Abstract
Abstract
This review concerns the interconnections between the theory and practice of affect, where both are understood as a spiral dance that is intimate and entangled, troubled and tense. Specifically, it will review the year’s work in affect theory through the bind of practice and theory and consider how practices have attempted to record feelings, as well as whether such recording is at all possible. This idea is drawn from Gregory J. Seigworth and Carolyn Pedwell’s introduction to The Affect Theory Reader 2. The two get into the sticky, intractable, reverberating, grasping, rhythmic, and touchy-feely capacities of affects that render them, as Jasbir K. Puar puts it, ‘a site of bodily creative discombobulation and resistance’ (‘Prognosis Time’ [2009], p. 161). But Seigworth and Pedwell hold: ‘Of course this is easy to assert in theory but much harder to pull off in practice’ (p. 10).
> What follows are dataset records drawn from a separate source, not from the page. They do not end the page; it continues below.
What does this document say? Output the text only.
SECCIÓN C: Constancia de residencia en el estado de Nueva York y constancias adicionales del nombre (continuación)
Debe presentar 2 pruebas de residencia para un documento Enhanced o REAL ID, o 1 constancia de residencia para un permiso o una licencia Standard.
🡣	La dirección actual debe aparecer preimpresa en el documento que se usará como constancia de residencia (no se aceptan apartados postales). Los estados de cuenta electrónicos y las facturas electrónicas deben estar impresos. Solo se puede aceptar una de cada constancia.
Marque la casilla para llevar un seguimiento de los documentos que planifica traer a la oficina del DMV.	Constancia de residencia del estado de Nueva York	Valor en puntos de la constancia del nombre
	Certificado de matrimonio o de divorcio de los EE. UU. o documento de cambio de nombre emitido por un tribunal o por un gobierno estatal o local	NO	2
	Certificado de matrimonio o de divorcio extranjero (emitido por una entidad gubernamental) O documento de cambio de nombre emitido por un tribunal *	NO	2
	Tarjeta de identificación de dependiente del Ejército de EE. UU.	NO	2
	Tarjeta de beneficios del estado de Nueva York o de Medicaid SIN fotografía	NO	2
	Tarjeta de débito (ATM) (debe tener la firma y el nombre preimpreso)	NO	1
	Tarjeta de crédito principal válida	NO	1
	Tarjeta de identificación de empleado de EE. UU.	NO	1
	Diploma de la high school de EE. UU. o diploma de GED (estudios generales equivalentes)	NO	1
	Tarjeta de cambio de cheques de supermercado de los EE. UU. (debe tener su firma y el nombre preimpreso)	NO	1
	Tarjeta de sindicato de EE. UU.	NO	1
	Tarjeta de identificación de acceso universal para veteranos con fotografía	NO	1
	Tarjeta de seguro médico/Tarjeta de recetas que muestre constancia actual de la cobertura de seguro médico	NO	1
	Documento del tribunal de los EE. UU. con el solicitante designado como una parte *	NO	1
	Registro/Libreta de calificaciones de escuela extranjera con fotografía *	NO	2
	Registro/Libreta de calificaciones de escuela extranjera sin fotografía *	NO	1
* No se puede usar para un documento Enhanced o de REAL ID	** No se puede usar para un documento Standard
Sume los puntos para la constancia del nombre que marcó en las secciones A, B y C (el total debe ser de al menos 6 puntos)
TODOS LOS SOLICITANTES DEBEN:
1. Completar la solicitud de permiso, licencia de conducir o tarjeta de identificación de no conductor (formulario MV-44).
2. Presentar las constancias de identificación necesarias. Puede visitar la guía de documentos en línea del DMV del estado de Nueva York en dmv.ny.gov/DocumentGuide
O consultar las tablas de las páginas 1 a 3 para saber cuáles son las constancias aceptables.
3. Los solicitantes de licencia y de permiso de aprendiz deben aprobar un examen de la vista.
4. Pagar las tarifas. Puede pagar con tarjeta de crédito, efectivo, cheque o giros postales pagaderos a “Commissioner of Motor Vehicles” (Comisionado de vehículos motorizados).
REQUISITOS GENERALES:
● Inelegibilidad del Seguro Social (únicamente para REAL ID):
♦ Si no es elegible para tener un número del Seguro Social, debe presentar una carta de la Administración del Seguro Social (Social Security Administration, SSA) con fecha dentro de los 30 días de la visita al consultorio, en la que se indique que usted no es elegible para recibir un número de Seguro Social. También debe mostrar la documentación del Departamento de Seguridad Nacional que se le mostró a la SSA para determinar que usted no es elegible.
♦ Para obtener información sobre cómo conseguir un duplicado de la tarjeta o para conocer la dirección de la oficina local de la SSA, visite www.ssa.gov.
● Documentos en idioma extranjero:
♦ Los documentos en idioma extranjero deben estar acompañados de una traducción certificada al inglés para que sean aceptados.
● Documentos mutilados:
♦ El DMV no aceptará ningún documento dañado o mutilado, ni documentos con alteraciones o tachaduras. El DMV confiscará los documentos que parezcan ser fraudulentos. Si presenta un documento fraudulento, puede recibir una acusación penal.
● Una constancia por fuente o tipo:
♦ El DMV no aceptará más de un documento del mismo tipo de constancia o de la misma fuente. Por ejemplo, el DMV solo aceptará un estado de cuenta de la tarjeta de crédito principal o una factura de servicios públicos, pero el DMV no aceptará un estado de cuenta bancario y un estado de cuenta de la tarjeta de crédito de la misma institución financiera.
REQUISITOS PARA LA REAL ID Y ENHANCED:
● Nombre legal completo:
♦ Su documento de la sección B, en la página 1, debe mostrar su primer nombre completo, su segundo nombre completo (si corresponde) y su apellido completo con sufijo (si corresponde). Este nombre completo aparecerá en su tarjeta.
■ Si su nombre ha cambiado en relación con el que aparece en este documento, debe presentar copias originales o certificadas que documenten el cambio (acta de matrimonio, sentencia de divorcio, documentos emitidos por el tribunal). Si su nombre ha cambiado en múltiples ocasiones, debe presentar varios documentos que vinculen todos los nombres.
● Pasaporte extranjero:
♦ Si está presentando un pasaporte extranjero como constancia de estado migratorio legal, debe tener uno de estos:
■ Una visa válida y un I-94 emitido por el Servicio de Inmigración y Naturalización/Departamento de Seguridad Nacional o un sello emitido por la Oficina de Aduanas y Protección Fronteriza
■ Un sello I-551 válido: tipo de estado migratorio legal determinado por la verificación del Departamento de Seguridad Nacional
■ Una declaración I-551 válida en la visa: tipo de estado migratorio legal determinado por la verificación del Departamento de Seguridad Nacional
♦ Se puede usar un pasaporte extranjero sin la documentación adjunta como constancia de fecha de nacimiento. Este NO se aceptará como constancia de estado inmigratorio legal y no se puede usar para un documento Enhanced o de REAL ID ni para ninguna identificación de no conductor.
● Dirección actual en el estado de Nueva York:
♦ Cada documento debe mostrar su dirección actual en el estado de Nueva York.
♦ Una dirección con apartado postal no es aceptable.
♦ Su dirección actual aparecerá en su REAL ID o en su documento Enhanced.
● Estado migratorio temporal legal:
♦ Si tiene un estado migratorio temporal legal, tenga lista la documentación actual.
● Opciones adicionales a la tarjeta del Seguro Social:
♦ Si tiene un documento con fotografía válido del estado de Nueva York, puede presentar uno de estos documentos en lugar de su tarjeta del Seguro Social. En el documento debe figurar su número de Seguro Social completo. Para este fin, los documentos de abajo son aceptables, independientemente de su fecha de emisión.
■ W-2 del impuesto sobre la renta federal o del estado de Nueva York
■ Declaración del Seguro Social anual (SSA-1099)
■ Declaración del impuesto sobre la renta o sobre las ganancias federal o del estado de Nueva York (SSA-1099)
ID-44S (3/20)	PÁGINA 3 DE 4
Much of The Affect Theory Reader 2 calls attention to how theory and practice co-constitute each other rather than oppose one another. This co-constitution can be messy and troubling, but, as Seigworth and Pedwell contend, such ‘ambiguities, overdeterminations, clots, tensions, and stuckness’ are the ‘initiating condition’ (p. 15) of affect theory. To lean into uncertainty, muddle through entanglements, trace the intractable, attend to the sensory, and attune to the excesses of bodies are all practices of affect theory. To quote Seigworth and Pedwell once more: ‘When something sticks, practice begins to turn to saturation—or maybe almost nothing sticks, then it is all on the fade—or sometimes, you are left half-suspended and middling through’ (p. 16). This review, then, considers works with specific apparatuses that reveal, relay, transmit, or determine the conditions of affect. These are the apparatuses that make the stickiness of affect apparent. The review is divided into three sections, each naming a distinct apparatus: 1. Autotheory; 2. Archives; 3. Laboratories. All the works in this review concern these three apparatuses or are scaffolded by them in their contact with affect. The concluding Section 4, Final Thoughts, considers how these works, whether congruous in their position on the recording of feelings or not, showcase the entanglement of theory and practice and demonstrate that affects in practice are as shimmering as affects in theory.